Iran’s most sensible diplomat has promised to help Lebanon as the country recovers from its recent explosion and opposes a recent agreement between Israel and the United Arab Emirates, a stopover to commemorate the end of a war between Israel and Lebanon.
Zarif described the agreement, negotiated Thursday with the help of the United States, “as painful and as a stab in the back in Lebanon and countries of the region,” according to a reading of his assembly with his Lebanese counterpart Charbel Wehbe posted Friday through Iran’s Ministry of Foreign Affairs.
“In Beirut today to express the solidarity of other Iranians with all Lebanese and to be offering our willingness to Array Now is the time to and facilitate, not impose and dictate,” Zarif tweeted later. “In the region we are all in the same boat: Lebanon’s security is our security.”
The visit, during which Zarif also met with Lebanese President Michel Aoun, Prime Minister Hassan Diab and Parliament President Nabih Berri, also coincided with the anniversary of a United Nations-mediated ceasefire that ended a month-long war between Israel and Iran-backed Lebanon. . Shia Muslim Movement of Hezbollah. In another statement issued Friday, Iran’s Foreign Ministry said, “Resistance to the Zionist enemy will lead to some defeat, and this is a wonderful lesson for all governments and nations in the region.”
“The Islamic Republic of Iran has been today and will be with the other people and the Lebanese government,” he added.
Iran also sent a separate message to Hezbollah, congratulating him on his “proud victory” against Israel, which nevertheless withdrew his forces after a bloody confrontation that killed more than a hundred Israelis and more than a thousand Lebanese. Iran said the war would serve as a reminder that “Lebanon’s security, independence and sovereignty will not be a toy in the hands of enemies” and that it will “overcome the existing crisis with unity and empathy.”
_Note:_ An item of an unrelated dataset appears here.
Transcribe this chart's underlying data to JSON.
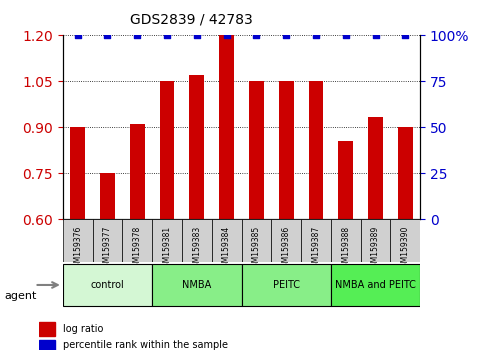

News sites affiliated with Hezbollah have already expressed contempt for the agreement between the United Arab Emirates and Israel, but Hezbollah’s secretary general, Hassan Nasrallah, hoped to give an official reaction in a speech later that day, a spokesman for the organization told Newsweek.
The agreement to make the United Arab Emirates the third Arab country to make peace with Israel, after Jordan in 1994 and Egypt in 1979. Abu Dhabi’s crown prince, Sheikh Mohammed bin Zayed Al Nahyan, said the agreement “reached to wipe out the Israelis annexation. Palestinian Territories “by Israel.
The two men sought to isolate Iran in the foreign community, with the United States achieving a “maximum pressure” crusade of sanctions against the Islamic Republic and Israel by intensifying a crusade of movements opposed to suspicious sites connected to Iran in Syria. The two countries also sought to drive Lebanon and its best friend Hezbollah away, and as Zarif crossed Beirut, a senior U.S. official also met with Lebanese leaders in the capital.
U.S. Undersecretary of State for Political Affairs David Hale met Friday with Aoun, Berri and former Prime Minister Saad al-Hariri. Hale filed the FBI’s request to help investigate the reasons for the Beirut port explosion that forced the Lebanese closet to resign, and also discussed efforts to resolve a long-standing dispute related to the lebanon-Israel maritime border on the wealthy resource. -East of the Mediterranean.
The Lebanese armed forces reported Friday that Israeli gunboats “launched bursts of fire from the occupied waters into Lebanese territorial waters” a day earlier, and that Israeli spy planes had violated Lebanese airspace by flying over the southern towns of Aitaroun and Yaroun on Thursday. Okay.